The WFP appeal is in addition to $14.6 million requested last week by the UN Children's Fund (UNICEF) to provide emergency health care and nutrition programmes in the landlocked West African country.
"This is absolutely about saving children's lives," UNICEF information officer, Kent Page, told IRIN on Wednesday from Maradi, Niger.
Only a week ago all UN humanitarian agencies combined were asking for $30.7 million for Niger. The UN Office for the Coordination of Humanitarian Affairs is expected in the coming days to announce a new, much larger global appeal.
WFP's aid partners in Niger are beginning to distribute emergency food aid to over one million people after the recent arrival of about 4,200 tonnes of food aid.
After months of appeals the international community only last month began to dig deep into its coffers to help the impoverished semi-desert country, where communities have been pushed to the brink by a severe drought and an invasion of locusts that destroyed crops and pasture in 2004.
To date donors have contributed $20.6 million to WFP's Niger emergency operation - the bulk of it coming in the past several weeks. WFP made its initial appeal in February.
WFP Executive Director James Morris said in a statement on Wednesday that a slow response by donors had driven up the cost of handling the crisis.
"If donors had responded earlier, the cost of this operation would be hugely reduced, as the situation has deteriorated severely over recent months," he noted.
Jan Egeland, the UN's Emergency Response Coordinator, said that saving a starving child costs $80 per day in Niger, compared to $1 to prevent a child reaching that critical stage.
WFP says that in some of the worst affected areas, acute malnutrition has struck up to 20 percent of children under five.
WFP to evaluate food needs in October
Of the 2.5 million people WFP is targeting, about 1.6 million are considered "extremely vulnerable" and are already beginning to receive free food, WFP's Niger country director, Gian Carlo Cirri, said on Tuesday.
Among the initial 1.6 million recipients will be about 480,000 children and pregnant and lactating women.

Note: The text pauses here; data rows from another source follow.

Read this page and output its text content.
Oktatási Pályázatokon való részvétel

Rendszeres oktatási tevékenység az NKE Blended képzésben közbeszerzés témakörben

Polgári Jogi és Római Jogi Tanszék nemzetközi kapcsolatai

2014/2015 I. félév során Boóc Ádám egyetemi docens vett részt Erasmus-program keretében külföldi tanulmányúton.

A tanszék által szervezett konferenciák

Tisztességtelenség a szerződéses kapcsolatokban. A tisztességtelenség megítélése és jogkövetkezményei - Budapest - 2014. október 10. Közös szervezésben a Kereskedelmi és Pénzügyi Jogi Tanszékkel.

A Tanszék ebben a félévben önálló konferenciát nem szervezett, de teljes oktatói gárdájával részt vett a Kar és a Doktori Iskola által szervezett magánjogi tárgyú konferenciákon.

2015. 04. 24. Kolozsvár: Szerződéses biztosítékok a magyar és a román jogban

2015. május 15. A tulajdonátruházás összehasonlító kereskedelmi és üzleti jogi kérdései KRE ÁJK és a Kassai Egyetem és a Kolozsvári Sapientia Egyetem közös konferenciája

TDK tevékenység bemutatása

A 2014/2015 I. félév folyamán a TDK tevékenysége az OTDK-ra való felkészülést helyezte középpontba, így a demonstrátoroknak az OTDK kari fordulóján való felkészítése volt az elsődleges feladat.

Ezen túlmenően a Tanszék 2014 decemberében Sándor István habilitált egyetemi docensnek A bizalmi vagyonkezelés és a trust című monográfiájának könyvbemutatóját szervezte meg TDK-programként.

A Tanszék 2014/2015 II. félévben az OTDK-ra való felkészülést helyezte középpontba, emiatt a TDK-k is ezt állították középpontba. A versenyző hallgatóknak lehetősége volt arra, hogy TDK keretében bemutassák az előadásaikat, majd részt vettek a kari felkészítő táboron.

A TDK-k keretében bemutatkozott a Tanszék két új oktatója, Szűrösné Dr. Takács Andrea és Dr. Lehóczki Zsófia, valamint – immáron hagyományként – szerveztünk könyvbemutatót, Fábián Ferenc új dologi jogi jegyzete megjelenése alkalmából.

WFP aims to also provide family rations to the most vulnerable to last until the end of the lean season in October.
Part of WFP's funding will go toward a food needs evaluation in October, coinciding with a regional crop assessment.
"This will be a very thorough assessment, done at the household level," Cirri said. "The assessment will guide our future strategy."
Need to examine the 'why'
Bakary Seidou, head of Niger's national food crisis unit, said malnutrition was a recurring problem in Niger, and the key question was why.
"Yes, right now we have to react to save children's lives. But the real work comes after this crisis," he noted. "We must look at the deeper causes of malnutrition in Niger."
He said there were several possible factors, including a lack of education about infant nutrition and weaning, problems with the regional grain market, and an inadequate public health system.
Johanne Sekennes of the medical charity Medecins Sans Frontieres said the initial response to the food crisis - primarily the government's subsidising of grain sales in the most-affected areas - was utterly inappropriate for the situation at hand.
"There should have been free food distributions to the most-affected groups far earlier," she said. The government's opposition to food handouts had earlier been supported by some international development organisations.
Niger's president, Mamadou Tandja, said in a nationwide television address on Wednesday that the food crisis was easing, and pledged special agricultural projects to boost the country's production.
UNICEF's Page said it was good to see international donors responding, but added that the funds must keep coming if aid groups are to continue saving lives.
Aid workers in Niger said with the recent spurt of international funding, they would now able to distribute food in remote villages and reach more moderately malnourished children before they succumb to starvation.
At a therapeutic feeding centre he visited in Maradi on Wednesday, Page said the scene was grim.
"It's silent there. The children are so weak they can't even cry. And these are only the ones lucky enough to make it to the centres."